Cazı Türkiye’ye Taşıyan İsim: Müziğin Efsanelerinde Okay Temiz’le Tanışın

Anadolu’nun ritmini alıp caz sahnesine taşıyan, vurmalı çalgılarla hudut tanımayan, hem yerli hem de dünya müzik etraflarında hürmetle anılan bir isim varsa o da Okay Pak. İsmini duyduğunda “Aa tanıyorum!” diyenler kadar, “Keşke daha evvel tanısaydım!” diyenler de var. Hazırsan, gel birlikte bu efsanevi müzisyeni yakından tanıyalım:
Her şey annesinin dizinin tabanında başladı.

Okay Temiz’in müziğe olan ilgisi o denli rastlantısal değil. Annesi klasik Türk müziği eğitimi almış bir bayan. Konutta daima makamlar, tarzlar konuşuluyor. Küçük Okay ise bu dünyanın ortasında büyüyor. Ritme karşı özel bir ilgisi olduğunu fark ettiğinde ise durdurabilene aşk olsun. Ankara Devlet Konservatuvarı’nda vurmalı çalgılar okuyor, akabinde Tophane’de sanat enstitüsünde devam ediyor.
Sırt çantasını alıp müziğin peşinden dünyayı dolaşıyor.

1960’ların sonunda İsveç’e gidiyor ve burada Don Cherry ile yolları kesişiyor. Bu o denli sıradan bir tanışma değil; Don Cherry, caz tarihinin en deneysel ve özgür isimlerinden biri. Onunla birlikte Avrupa ve Amerika turnelerine katılıyor. Hindistan’a gidip tabla ve Hint ritimlerini öğreniyor, Afrika müziğine kulağını açıyor.
Darbukayı yalnızca çalmıyor, kendi yapıyor!

Şimdi bu insanın olayı yalnızca güzel çalmak değil… Bildiğin kendi enstrümanını da kendisi yapıyor. El dövmesi bakırdan darbukalar, tablasına kadar her şey özel üretim. Sahneye çıktığında o aletlerin hepsi bir orkestranın farklı bir karakteri üzere.
Magnetic Band, Oriental Wind ve özgür cazın Türkiye sesi…

Okay Temiz’in kurduğu birinci değerli topluluklardan biri Magnetic Band, akabinde gelen Oriental Wind ise adeta müzikal bir ihtilal. Bu kümelerle yalnızca caz yapmıyor; Anadolu halk müziğini, Sufi geleneklerini, doğaçlamayı ve ritmi birleştiriyor. Bir bakıyorsun sahnede bir ney sesi, gerisinden doğaçlama bir bas yürüyüşü, akabinde çat diye darbuka giriyor.
Daha evvel dinlemeyenleriniz varsa çabucak bu türlü alalım!
Albüm mü dedin? Onlarca…
Sadece çalmıyor, öğretiyor da…

Okay Pak “Ben sahnemi yaparım, gerisine karışmam” dememiş. Genç müzisyenler için atölyeler açmış, perküsyon dersleri vermiş, yıllarca bilgisini aktarmış. Hatta bir devir devlet sanatkarı bile olmuş.
Elektronikle uğraşan dedeler kontenjanından!

80’lerde elektronik müzikle ilgilenmeye başlamış. Synth kullanmış, ses efektleriyle oynamış. Yani daha memlekette MIDI kablosu ne diye tartışılırken, Okay Pak çoktan deneylerini yapmaya başlamış. Şimdilerde “deneysel müzik” denilen şeyin temelini atanlardan biri aslında.
Türkiye cazının öncülerinden biri.

Bugün Türkiye’de caz müziğinin bir sahnesi varsa, bunda Okay Temiz’in katkısı büyük.

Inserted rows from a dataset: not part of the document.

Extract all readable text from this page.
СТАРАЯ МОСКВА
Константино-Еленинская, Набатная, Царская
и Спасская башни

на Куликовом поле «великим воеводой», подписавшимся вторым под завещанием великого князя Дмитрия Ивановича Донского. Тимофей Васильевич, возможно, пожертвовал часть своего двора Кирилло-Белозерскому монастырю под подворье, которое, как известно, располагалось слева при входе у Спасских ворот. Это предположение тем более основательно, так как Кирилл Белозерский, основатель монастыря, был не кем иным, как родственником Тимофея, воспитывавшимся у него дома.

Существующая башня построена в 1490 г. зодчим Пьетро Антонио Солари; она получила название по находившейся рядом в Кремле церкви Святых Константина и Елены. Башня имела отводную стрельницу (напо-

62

Zira o yalnızca müzik getirmemiş, müziği buradan alıp götürmüş. Cazın içinden geçen fakat Anadolu’dan hiç çıkmayan bir tını onunki. Kendi köklerine sadık kalırken, dünyaya açılan bir kapı olmuş resmen.
Ve evet… hala aktif!

Dile kolay, 80’ini devirmiş fakat sahneden inmiyor. Hala çalıyor, üretiyor, konser veriyor. Yeni kuşak müzisyenlerle projeler yapıyor. Gücü gençleri kıskandırır cinsten.